If that is indeed the case, you can probably send Van Gaal’s P45 to print and leave a couple of cardboard boxes ominously positioned in the corner of his office. United’s late arrival to White Hart Lane might have been unideal preparation for a high-profile Premier League fixture, but Van Gaal’s own tactics sealed the sorry deal. Plus ca change…
United started the game particularly well, but peaked at around 20 minutes. They ended it at their lowest recent ebb, drubbed 3-0 and four points from the top four. “You nearly won the league,” taunted the away end during the first half. “Champions League, you’re having a laugh,” the home fans responded after three goals in six second-half minutes. Touche.

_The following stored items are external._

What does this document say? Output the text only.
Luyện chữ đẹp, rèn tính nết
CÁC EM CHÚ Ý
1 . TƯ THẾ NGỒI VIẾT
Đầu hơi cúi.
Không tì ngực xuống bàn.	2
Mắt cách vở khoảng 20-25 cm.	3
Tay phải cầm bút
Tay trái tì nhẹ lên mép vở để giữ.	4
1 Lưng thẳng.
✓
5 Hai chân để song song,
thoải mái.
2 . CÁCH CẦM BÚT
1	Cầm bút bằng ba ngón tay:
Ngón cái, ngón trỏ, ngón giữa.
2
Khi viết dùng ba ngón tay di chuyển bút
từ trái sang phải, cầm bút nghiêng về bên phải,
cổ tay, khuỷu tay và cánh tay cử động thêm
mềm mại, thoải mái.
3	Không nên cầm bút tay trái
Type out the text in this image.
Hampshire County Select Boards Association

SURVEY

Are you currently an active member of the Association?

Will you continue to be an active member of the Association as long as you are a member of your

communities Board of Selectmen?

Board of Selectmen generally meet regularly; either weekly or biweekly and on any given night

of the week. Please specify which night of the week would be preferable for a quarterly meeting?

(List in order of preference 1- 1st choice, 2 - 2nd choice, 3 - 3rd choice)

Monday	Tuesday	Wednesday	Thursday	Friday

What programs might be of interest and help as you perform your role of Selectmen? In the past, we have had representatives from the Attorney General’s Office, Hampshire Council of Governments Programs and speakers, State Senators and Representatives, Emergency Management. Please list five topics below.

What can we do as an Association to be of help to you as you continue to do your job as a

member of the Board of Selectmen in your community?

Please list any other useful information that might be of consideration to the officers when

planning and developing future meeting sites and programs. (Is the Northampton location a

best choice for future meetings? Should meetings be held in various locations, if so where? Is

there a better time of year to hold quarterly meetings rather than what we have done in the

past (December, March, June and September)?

Van Gaal’s record in exactly this type of fixture was the only reason to have any continued faith in the manager’s ability to address the slide. Before the game began, United actually had the best points-per-game record against the Premier League’s top seven sides. They lost that title to Leicester over the course of the following two hours. Having survived early pressure, Tottenham made United look lifeless.
As ever during this miserable United season, the players played their own role in their downfall. Timothy Fosu-Mensah was excellent at right-back, but his departure through injury saw the introduction of Mateo Darmian. Almost immediately, the Italian failed to close down Christian Eriksen. The Dane’s ball found Dele Alli, who scored on the eve of his 20th birthday. Daley Blind and Chris Smalling competing for the same header and yet both managing to lose the aerial duel started the move.
Within six minutes, United had been drawn and quartered. Lax marking from a set-piece allowed Toby Alderweireld to head home, before Erik Lamela was left free in the area to slide the ball past David de Gea. If United’s goalkeeper does stay at Old Trafford beyond this season, he must have masochistic tendencies. Both central defenders were appalling when it mattered most.
Yet any embarrassment of United’s players was overshadowed by Van Gaal’s own bizarre strategies, both pre- and mid-game. At one point during the second half, United had a centre-back at right-back (Fosu-Mensah), a centre-back at left-back (Marcos Rojo), a left-back at centre-back (Blind), a right winger at No. 10 (Jesse Lingard), a No. 10 at right wing (Juan Mata), a centre forward on the left wing (Anthony Martial) and a left winger up front (Ashley Young). One only hopes Van Gaal was surprised by United’s subsequent lack of cohesion, because nobody else was.
It was that final tactical tweak that will anger United supporters most. Young played as a striker for the U21 side in midweek and did play as a forward in his early days at Watford, but is no longer suitable for the role.
“I wanted more running in behind, because in the first half we didn’t have an attacking point there,” was Van Gaal’s explanation of the substitution. The obvious response from United’s supporters (presumably screamed at the top of their voices) is to enquire what Martial has to do to be picked in such a role. Young has scored two Premier League goals since January 2014; there’s only so much “running in behind” can do.
Under Van Gaal, Young has now played for United at right-back, left-back, left wing, right wing, central midfield and up front. Just as you think you’ve seen it all, Van Gaal surprises you once again. Only the result was predictable. Young had no shots, created no chances and had no touches in Tottenham’s penalty area.
As the image (via Opta) shows, United were guilty of being lop-sided during the first half. If all your attacks come down the same flank, you become predictable and easier to contain. So what’s the worst way to make yourself less reliant on the left wing? Bring a left winger on up front, of course. In the first half, 61.7% of United’s attacks came down the left third of the pitch, with 19.9% down the right. In the second half, the split was 73.5% vs 17.4%. Juan Mata was a passenger, his average position further back than that of Morgan Schneiderlin and Rojo.
“I think we were equal team,” was Van Gaal’s post-match claim, as laughable as the number of players picked out of position. The more realistic conclusion to make is that Mauricio Pochettino’s Tottenham have become everything that Van Gaal’s Manchester United should have been. There is only stagnation and confusion where pace and dynamism should be.
Jose Mourinho might not solve all United’s problems, but Van Gaal has certainly forfeited his own right to try. The Dutchman has turned an inviting opportunity into a failed experiment. The Iron Tulip needs dead-heading before more lasting damage is done.